Social truth has three marks,—it must be explicit, relevant to the question in hand, and of use for the purpose in hand. But it requires some intelligence to observe this, and judgment to act upon it.
CHAPTER XV. MORALITY INDEPENDENT OF THEOLOGY
"Religion, as dealing with the confessedly incomprehensible,
is not the basis for human union, in social, or industrial,
or political circles, but only that portion of old religion
which is now called moral."
—Professor Francis William Newman.
BISHOP ELLICOTT was the first prelate whom I heard admit (in a sermon to the members of the British Association for the Advancement of Science) that men might be moral from other motives than those furnished by Christianity. Renan says that Justin Martyr "in his Apology, never attacks the principle of the empire. He wants the empire to examine the Christian doctrines." A Secularist would have attacked the principle, regarding freedom as of more consequence to progress than any doctrine without it. Those who seek to guide life by reason are not without a standard of appeal. "Secularism accepts no authority but that of nature, adopts no methods but those of science and philosophy, and respects in practice no rule but that of the conscience, illustrated by the common sense of mankind. It values the lessons of the past, and looks to tradition as presenting a storehouse of raw materials for thought, and in many cases results of high wisdom for our reverence; but it utterly disowns tradition as a ground of belief, whether miracles and supernaturalism be claimed or not claimed on its side. No sacred Scripture or ancient Church can be made a basis of belief, for the obvious reason that their claims always need to be proved, and cannot without absurdity be assumed. The association leaves to its individual members to yield whatever respects their own good sense judges to be due to the opinions of great men, living or dead, spoken or written; as also to the practice of ancient communities, national or ecclesiastical. But it disowns all appeal to such authorities as final tests of truth."*
* I owe the expression of this passage, whose
comprehensiveness and felicity of phrase exceed the reach of
my pen, to Professor Francis William Newman.

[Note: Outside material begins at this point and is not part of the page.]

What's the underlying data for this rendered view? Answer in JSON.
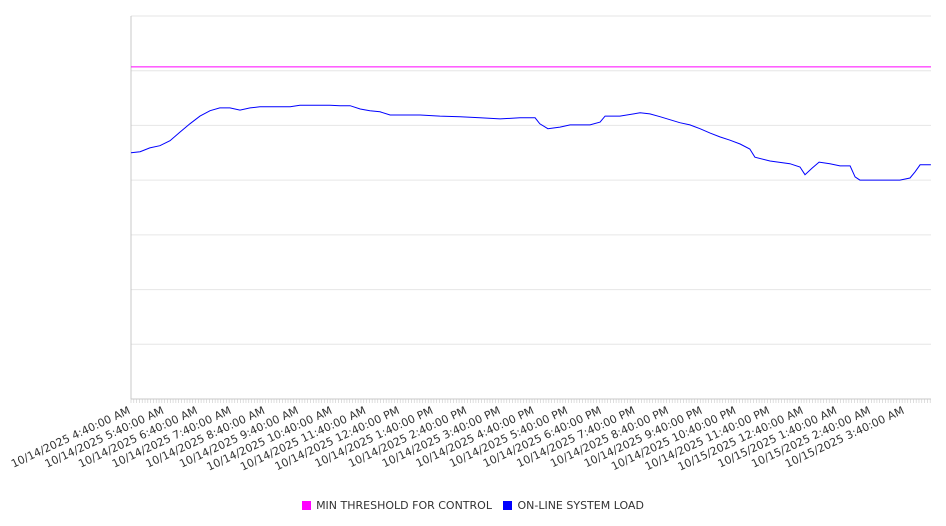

Morality can be inspired and confirmed by perception of the consequences of conduct. Theology regards free will as the foundation of responsibility. But free will saves no man from material consequences, and diverts attention from material causes of evil and good. Under the free will doctrine the wonder is that any morality is left in the world. It is a doctrine which gives scoundrels the same chance as a saint. When a man is assured that he can be saved when he believes, and that, having free will, he can believe when he pleases, he, as a rule, never does please until he has had his fill of vice, or is about to die,—either of disease or by the hangman. If by the hangman, he is told that, provided he repents before eight o'clock in the morning, he may find himself nestling in Abraham's bosom before nine. Free will is the doctrine of rascalism. It is time morality had other foundation than theology. The relations of life can be made as impressive as ideas of supernaturalism. But in this Christians not only lend no help, they disparage the attempt to control life by reason. When Secularism was first talked of, the President of the Congregational Union, the Rev. Dr. Harris, commended to the Union the words of Bishop Lavington of a century earlier (1750): "My brethren, I beg you will rise up with me against mere moral preaching."* A writer of distinction, R. H. Hutton, writing on "Secularism" in the Expositor so late as 1881, argues strenuously that moral government is impossible without supernatural convictions. The egotism of Christianity is as conspicuous as that of politics. No ethic is genuine unless it bears the hall-mark of the Church. Secularism does not deny the efficacy of other theories of life upon those who accept them, and only claims to be of use as commending morality on considerations purely human, to those who reject theories purely spiritual. Any one familiar with controversy knows that Christianity is advertised like a patent medicine which will cure all the maladies of mankind. Everybody who tries reasoned morality is encouraged to condemn it, and is denounced if he commends it.
* British Banner, October 27, 1852.
It is a maxim of Secularism that, wherever there is a rightful object at which men should aim, there is a Secular path to it.
Nearly all inferior natures are susceptible of moral and physical improvability, which improvability can be indefinitely advanced by supplying proper material conditions.